People with MCS can have a huge variety of symptoms. Here are some:
- irregular heartbeat
- tachycardia/elevated resting and walking heartbeats
- fatigue, ranging from mild to so severe that it is difficult to describe. [Here’s my best effort at describing severe fatigue: Imagine that you have just run a marathon. You come to the end and someone says, “You must run another mile!” So you dig down deep and run some more. “Hurry!” they say. Your heart is racing so fast that it’s a little scary. “Another mile now!” You push and push until you literally have nothing left.
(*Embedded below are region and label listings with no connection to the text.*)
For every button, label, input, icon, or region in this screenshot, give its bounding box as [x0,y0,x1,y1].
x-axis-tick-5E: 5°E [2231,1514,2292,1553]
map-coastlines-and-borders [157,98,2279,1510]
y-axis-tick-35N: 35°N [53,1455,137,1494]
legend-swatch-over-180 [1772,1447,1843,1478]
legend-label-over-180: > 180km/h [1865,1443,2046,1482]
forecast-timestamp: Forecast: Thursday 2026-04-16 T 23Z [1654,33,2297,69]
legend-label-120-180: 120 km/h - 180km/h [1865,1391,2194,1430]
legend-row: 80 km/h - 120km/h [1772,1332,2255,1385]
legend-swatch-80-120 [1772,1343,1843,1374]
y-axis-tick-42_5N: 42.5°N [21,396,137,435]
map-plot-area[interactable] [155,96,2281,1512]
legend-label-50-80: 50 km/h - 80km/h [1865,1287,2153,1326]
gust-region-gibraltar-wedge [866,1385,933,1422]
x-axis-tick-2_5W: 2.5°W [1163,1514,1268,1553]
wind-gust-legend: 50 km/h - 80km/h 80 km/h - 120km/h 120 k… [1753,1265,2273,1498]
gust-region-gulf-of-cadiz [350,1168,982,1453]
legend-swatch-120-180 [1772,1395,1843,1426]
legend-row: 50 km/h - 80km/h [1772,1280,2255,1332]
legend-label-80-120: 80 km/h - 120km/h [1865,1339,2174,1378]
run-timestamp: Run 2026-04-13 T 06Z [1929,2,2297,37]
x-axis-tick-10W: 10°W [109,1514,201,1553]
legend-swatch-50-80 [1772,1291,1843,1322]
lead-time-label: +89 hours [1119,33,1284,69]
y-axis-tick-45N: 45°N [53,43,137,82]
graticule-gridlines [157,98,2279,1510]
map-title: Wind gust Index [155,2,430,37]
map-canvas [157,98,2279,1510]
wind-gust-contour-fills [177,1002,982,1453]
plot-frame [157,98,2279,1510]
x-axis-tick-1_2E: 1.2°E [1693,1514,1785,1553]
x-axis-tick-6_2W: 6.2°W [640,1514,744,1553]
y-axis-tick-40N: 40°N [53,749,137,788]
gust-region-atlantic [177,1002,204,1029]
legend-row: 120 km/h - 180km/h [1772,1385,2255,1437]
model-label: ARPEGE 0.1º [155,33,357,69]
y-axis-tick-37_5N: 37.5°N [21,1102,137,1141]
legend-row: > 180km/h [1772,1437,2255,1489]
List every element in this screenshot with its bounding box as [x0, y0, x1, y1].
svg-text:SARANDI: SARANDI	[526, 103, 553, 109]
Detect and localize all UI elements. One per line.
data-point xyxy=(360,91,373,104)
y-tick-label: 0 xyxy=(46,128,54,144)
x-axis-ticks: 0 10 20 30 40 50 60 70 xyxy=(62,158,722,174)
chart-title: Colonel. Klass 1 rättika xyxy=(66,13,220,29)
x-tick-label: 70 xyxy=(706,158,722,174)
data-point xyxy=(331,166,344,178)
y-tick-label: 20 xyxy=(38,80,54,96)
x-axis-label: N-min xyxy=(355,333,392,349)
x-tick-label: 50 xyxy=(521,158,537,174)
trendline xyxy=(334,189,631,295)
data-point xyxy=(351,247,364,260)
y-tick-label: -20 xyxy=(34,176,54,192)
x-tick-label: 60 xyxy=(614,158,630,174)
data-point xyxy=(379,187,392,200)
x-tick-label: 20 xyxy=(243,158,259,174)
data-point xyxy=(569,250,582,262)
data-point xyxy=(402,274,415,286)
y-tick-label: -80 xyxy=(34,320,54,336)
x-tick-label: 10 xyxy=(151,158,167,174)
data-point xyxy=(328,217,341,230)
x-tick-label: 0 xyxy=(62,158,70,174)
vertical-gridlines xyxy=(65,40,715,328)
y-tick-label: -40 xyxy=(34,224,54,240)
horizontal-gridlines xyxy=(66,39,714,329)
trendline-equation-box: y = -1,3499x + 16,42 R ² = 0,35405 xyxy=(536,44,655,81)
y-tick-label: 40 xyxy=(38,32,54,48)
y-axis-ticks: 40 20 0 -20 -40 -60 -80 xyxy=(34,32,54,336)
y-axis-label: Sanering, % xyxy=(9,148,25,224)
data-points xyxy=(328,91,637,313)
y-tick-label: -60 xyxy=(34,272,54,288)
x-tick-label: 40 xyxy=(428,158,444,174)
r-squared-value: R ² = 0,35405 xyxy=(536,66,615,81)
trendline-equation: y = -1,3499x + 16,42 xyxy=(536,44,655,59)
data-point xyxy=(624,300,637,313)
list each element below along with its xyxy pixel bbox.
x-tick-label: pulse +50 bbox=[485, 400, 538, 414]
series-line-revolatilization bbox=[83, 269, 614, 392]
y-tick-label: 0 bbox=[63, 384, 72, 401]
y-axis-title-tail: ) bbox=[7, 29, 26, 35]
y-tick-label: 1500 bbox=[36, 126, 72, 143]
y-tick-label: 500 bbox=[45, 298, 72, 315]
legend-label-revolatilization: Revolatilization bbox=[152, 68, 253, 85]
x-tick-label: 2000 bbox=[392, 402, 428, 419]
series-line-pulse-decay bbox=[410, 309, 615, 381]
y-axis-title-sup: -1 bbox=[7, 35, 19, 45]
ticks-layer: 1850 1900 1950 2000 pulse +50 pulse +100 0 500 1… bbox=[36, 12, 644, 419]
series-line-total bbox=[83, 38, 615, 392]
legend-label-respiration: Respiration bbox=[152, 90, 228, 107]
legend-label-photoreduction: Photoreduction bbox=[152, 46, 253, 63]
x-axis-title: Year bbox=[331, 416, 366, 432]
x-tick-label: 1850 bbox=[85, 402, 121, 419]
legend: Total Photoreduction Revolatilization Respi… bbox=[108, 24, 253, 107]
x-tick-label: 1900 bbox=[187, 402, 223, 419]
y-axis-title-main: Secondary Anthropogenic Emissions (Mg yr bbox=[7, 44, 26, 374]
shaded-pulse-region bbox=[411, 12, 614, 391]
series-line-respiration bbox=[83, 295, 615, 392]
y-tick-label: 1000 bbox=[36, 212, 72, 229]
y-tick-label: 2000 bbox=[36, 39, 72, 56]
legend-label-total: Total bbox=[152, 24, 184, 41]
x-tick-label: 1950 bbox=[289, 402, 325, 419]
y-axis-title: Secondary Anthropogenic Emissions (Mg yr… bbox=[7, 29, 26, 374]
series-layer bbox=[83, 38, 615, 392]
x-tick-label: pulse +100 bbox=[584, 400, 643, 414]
You are so tired you sink down onto the ground. You cannot even speak because you are so tired. It almost takes an effort to breathe. This is what I face if I am exposed to too many chemicals for too long (especially mold) and/or push myself too much. Not fun. I’ve learned to try to stay away from that edge and rest when I need to.]
- headaches, ranging from mild to migraine/disabling
- ophthalmic migraines or other visual disturbances
- nosebleeds (I don’t suffer these, but many people do.)
- muscle pain, aches, cramping, and/or “fibromyalgia,” sometimes severe, sometimes VERY severe
- sensitivity to light, sound, touch, and/or movement
- nausea, dry heaves/vomiting
- persistent heartburn and/or indigestion/bloating
- intolerance to certain foods (temporary or long-term)
- constipation, diarrhea, or alternating
- extremities “falling asleep” (some even report paralysis, though I have never had that)
- sudden tremors, kind of like Parkinson’s, only these tremors come with exposure to certain levels of chemicals and disappear completely when the person is removed from the chemical environment; for me, usually accompanied by brain fog
- seizures (I have not had any, praise God)
- vertigo (sometimes extreme)
- weakness, sometimes sudden but can also be chronic
- periods of inability to get warm
- sleep apnea (new or worsening)
- severe sleep problems
- frequent nightmares
- brain fog
- inability to think clearly [BAD brain fog, like “I know something’s wrong right now (i.e. I’m reacting to a new chemical that just popped up) but I can’t think what to do.”]
- drugged-like feeling (The closest thing I know to compare it to is the “post-C-section drugs” they gave me)
- loss of memory
- ADD (new or worsening)
- “dog nose” (can smell molecules no one else can—minute amounts and/or from miles away)
- Reactive Airway Syndrome or occupational asthma (for which the only treatment not causing damage over time is removal of the triggering chemical/toxin)
Many with MCS also have allergies. (Allergies are COMPLETELY different from MCS. They are immune-related, whereas MCS is toxin/poisoning-related.)
(I hardly suffer at all from allergies, but for some people, having both MCS and allergies can be a BIG problem.)
I hope that by sharing these symptoms, if you have MCS, you can know you are not the only one with these problems.